Monday, Dec. 14, 1931

First Red Lady

First U. S. newsgatherer to obtain a formal interview from Dictator Josef Stalin was United Pressman Eugene Lyons (TIME, Dec. 1 & 8, 1930). First and only correspondent to chat with the grim Dictator's sweet-faced, cackling old mother was Hubert Renfro ("The Red Trade Menace") Knickerbocker (TIME, Dec. 8, 1930). Last week cheerful Ralph W. Barnes, comparatively a newcomer in Moscow and correspondent of Manhattan's Herald Tribune, was first to report Mrs. Josef Stalin, First Red Lady. He reported her:

Age: 29

Height: medium

Figure: slightly stout

Face: broad, intelligent

Complexion: clear, ruddy

Eyes & eyebrows: dark

Hair: brown, knotted behind

Only ornament: large shell comb

Name: Nadya Alliluieva

Men-about-Moscow have known for some time in a general way that the Dictator's wife was "studying," but what or where has been Mrs. Stalin's secret. Last week Correspondent Barnes discovered her in the All-Union Industrial Academy at Moscow. When Mr. Barnes entered the Academy's laboratory two male students were assisting a female classmate to heat a mess of chemicals in a small flask. The earnest female wore a laboratory smock. Intent on her experiment, she would not be interviewed. Such is the First Red Lady.

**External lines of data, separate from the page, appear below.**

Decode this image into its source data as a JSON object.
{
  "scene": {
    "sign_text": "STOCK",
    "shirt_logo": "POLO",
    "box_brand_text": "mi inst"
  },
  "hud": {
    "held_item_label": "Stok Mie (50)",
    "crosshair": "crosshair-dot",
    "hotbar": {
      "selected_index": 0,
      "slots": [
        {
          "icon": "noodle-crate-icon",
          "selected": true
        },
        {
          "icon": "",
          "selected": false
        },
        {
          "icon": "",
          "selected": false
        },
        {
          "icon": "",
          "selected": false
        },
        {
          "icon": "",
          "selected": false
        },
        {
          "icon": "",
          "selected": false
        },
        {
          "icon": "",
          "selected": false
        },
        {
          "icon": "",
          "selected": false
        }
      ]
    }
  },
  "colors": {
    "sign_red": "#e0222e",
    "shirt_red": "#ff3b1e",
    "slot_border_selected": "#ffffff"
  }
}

Diligent Mr. Barnes pried out of other students that Mrs. Stalin's ambition is to be named supervisor of an artificial silk factory. Specializing in the chemistry of synthetic silk, she has studied two years, completes her course this year.

Fellow students call Mrs. Stalin merely "Comrade Alliluieva," consider it right & natural that she should leave her six-year-old daughter Svetlana and eleven-year-old son Vassily at home, while she pursues "important studies." As every Russian knows, Dictator Stalin thinks that women should get out of the home and work, preferably in industry or, if they are too stupid for that, then sweeping streets, digging ditches, plowing & sowing.

First Lady Nadya is the younger daughter of one Sergei Alliluiev, a locksmith. As a little girl she looked up to Josef Stalin, a strong, violent, darkly brooding visitor who not only broke locks but held up banks and dynamited safes to secure money for Comrade Lenin and the Communist Party. Romantic, this desperate character had, however, a wife and a son only six years younger than the locksmith's daughter.

The first Mrs. Stalin, Ekaterina, died of pneumonia before the 1917 Revolution. In 1919 Josef Stalin, not yet Dictator but already high in the Soviet Government, made a dazzling visit to the still humble shop and home of his old friend Sergei Alliluiev.

Dazzled, the locksmith's younger daughter, then just 17, fell promptly in love with the fortyish Strong Man whom she had admired as a child, married him proudly.